Colorado needs to modernize mental health treatment | PODIUM
By Dafna Michaelson-Jenet and Sean Camacho
Our country is in the midst of a mental health crisis. Nearly one in five adults in the United States is living with anxiety, depression, or another serious mental health condition. These are debilitating diseases that oftentimes go undiagnosed, significantly decreasing quality of life and carrying a heavy economic burden for patients and families. This sobering statistic underscores the need to provide clinicians with new tools so they can properly administer treatment to those who need it in a timely and effective way. Current treatment options are going stale, increasingly resulting in poor tolerability, low remission rates, and loss of efficacy.
Fortunately, fresh treatment options are now nearly within reach: psychedelic treatment is the portal into the new era of medical treatment for mental health and beyond. These types of treatments deliver new hope for rapid, lasting results. For example, the controlled usage of LSD is believed to increase connections between areas of the brain not usually connected, enabling changes with the potential to treat depression, anxiety, PTSD and other brain-related conditions. Additionally, the controlled usage of MDMA has produced results that have pointed to a mechanism that can enhance social and communication skills. These promising treatment options are all well underway in the FDA drug development process, a multi-step approval system centered on balancing innovation and regulation.
For millions of those who are struggling with mental illness and find current treatments unsuccessful, this is incredibly welcome news, and the approval of these new options cannot come soon enough. Many of these people who continue to suffer under unresponsive treatments simply go without treatment at all. When you add in the problems of stigmatization, limited resources, and fragmented access to care, the result is a deepening crisis that leaves millions of Americans to suffer in silence.

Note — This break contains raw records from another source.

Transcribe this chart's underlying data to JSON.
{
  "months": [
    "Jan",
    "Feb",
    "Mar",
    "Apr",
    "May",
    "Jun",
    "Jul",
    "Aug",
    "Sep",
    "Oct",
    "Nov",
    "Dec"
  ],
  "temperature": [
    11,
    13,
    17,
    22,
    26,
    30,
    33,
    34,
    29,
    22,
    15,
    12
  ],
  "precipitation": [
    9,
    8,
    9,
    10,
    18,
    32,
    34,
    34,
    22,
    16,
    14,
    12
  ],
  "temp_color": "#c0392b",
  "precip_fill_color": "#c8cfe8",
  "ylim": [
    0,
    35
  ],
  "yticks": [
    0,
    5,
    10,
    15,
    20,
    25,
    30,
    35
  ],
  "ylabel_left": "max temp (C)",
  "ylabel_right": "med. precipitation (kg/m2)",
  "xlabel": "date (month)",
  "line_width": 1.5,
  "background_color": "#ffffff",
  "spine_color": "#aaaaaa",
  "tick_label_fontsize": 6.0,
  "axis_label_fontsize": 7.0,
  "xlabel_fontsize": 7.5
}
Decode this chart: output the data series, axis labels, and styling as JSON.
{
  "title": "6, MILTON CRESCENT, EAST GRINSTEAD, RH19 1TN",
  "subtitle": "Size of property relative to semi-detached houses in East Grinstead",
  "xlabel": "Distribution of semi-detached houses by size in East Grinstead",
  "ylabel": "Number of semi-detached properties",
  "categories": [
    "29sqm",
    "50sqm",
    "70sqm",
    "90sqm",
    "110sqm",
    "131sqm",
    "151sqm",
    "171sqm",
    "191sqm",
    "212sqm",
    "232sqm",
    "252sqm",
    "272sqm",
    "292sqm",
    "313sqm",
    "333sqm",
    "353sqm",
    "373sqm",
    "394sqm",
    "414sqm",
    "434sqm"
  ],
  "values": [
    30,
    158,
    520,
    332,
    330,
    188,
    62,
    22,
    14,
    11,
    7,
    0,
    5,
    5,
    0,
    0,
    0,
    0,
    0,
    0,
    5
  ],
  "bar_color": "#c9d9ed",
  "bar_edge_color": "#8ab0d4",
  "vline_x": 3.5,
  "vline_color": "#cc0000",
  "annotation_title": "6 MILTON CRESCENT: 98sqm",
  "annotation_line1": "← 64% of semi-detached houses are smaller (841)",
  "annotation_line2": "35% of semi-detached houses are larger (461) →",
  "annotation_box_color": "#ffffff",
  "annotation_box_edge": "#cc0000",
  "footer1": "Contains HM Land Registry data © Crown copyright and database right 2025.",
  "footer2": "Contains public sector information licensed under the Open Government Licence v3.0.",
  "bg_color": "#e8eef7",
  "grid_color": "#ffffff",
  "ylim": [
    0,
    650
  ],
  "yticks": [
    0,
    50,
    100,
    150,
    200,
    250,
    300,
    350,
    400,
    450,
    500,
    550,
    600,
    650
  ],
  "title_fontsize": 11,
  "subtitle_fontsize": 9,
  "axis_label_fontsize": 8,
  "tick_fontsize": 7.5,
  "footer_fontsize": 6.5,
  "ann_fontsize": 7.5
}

And the crisis is unfolding within the walls of our own state. According to Mental Health America, 26% of Colorado adults struggle with mental illness. During the past 20 years, the suicide rate in Colorado has increased by 30%, placing it above the national average. We cannot let these statistics continue. Coloradans deserve access to innovative evidence-based new treatments. That’s why we’re introducing legislation — SB26-031 (“Use of Prescription Product with Controlled Substance”) — to allow for the lawful use of prescription drug products that contain Schedule 1 controlled substances.
The purpose of this bill is simply to ensure Colorado doesn’t fall behind and is ready to offer breakthrough treatments to patients once they are approved by the Food & Drug Administration (FDA) and rescheduled by Drug Enforcement Agency (DEA). The difference between rollout in two to three years versus five to 10 could be thousands of lives. This bill would ensure clinicians are able to utilize any FDA-approved, evidence-based options for treatment of Generalized Anxiety Disorder (GAD), Major Depressive Disorder (MDD), Post-Traumatic Stress Disorder (PTSD), and even other non-mental health illnesses.
As a service member, mother of a service member, and committed public servants, we both have a deep desire to improve mental health policy. Veterans are amongst the most at-risk groups in the United States; the statistics are jarring. The latest numbers show one in five U.S. veterans experience PTSD or major depression, and 38% had a medical record code for a common mental health disorder. The more concerning aspect? A 2024 study found nearly half of U.S. veterans with a mental health condition reported barriers to care. On top of that, nearly 40% cited instrumental barriers to care, like a lack of resources or excessive cost of treatments.
The most important step we must take — and can take as Colorado policymakers — is to shed the stigma affiliated with both mental illnesses, as well as these treatment methods, so they can be integrated into our existing health care infrastructure safely and efficiently.
Far too many have silently suffered in the hands of an outdated health care system. Colorado can be a leader in the mental health space and modernize our treatment regulations, so our drug scheduling tracks that of the Drug Enforcement Administration, setting the standard for other states to follow.
Sen. Dafna Michaelson-Jenet represents Adams County and has earned a national reputation for her legislative efforts to improve mental health care. Rep. Sean Camacho is an officer in the U.S. Air Force Reserve, an attorney, and represents Denver’s House District 6.